As much as 80 percent of Web video today is based on Adobe Flash written for the x86 processor and Microsoft Windows. Adobe and ARM announced last year their plans for a native ARM version geared for smart phones, netbooks and other devices.
In an update on the effort, the duo said progress has been good, but the complexity of the job may push out broad availability until early 2010. That's because the job requires significant work on graphics, codecs and Adobe's scripting language as well as significant integration and testing among separate chip, software and systems vendors.
"We're coming down to home stretch and soon the work shifts to delivering [code] to OEMs," said Anup Murarka, director of technology strategy and partner development, for Flash at Adobe.
"We're on track [to finish internal work midyear, have a] summer or early fall beta with OEMs and a final production release at the end of this year, but it's really looking like it will be very early next year" before systems ship using the code, he said.

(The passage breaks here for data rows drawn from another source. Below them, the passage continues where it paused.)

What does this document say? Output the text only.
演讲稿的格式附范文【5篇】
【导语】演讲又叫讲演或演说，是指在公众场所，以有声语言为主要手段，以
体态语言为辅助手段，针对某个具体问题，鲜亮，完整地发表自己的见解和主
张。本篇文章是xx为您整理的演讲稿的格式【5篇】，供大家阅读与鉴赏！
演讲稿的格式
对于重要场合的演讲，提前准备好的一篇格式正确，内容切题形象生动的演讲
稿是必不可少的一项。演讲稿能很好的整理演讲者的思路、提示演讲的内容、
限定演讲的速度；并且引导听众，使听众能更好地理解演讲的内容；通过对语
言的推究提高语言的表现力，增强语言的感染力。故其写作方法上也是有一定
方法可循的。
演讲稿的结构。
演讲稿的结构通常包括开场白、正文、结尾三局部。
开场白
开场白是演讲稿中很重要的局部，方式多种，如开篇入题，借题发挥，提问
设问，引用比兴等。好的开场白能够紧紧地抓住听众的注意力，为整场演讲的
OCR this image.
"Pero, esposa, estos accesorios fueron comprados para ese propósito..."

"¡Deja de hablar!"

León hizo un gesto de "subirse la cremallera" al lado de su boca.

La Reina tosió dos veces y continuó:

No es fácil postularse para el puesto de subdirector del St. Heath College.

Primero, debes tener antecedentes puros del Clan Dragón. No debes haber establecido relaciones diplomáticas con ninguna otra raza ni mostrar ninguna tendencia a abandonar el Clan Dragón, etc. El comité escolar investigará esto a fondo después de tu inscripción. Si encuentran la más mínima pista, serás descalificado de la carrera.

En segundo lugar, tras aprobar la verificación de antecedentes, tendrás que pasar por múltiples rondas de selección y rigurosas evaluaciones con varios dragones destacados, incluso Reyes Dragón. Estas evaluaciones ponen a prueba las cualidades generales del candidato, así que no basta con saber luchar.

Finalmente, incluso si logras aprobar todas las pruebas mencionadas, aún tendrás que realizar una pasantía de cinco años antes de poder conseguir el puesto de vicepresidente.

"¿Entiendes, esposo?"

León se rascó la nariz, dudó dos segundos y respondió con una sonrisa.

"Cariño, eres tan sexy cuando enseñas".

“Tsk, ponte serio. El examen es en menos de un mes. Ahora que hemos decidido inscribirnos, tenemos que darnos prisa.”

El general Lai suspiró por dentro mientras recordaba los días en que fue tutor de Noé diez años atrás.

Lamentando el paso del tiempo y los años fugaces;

"We're doing code drops on a regular basis to OEM partners to ensure releases are out early," Murarka said. "It's complex, but we want to make it happen as soon as we can."
Since late last year, Adobe has demonstrated versions of Flash 10 on ARM working under operating systems including Android, Windows Mobile and Symbian.
Palm announced in February it is working with Adobe on a version of Flash 10 for its upcoming Pre handsets. Neither Adobe nor Apple has made any announcements about versions for the iPhone.
Although geared for the high volume smart phone, the same code is expected to run on a variety of mobile devices that support a full operating system including netbooks.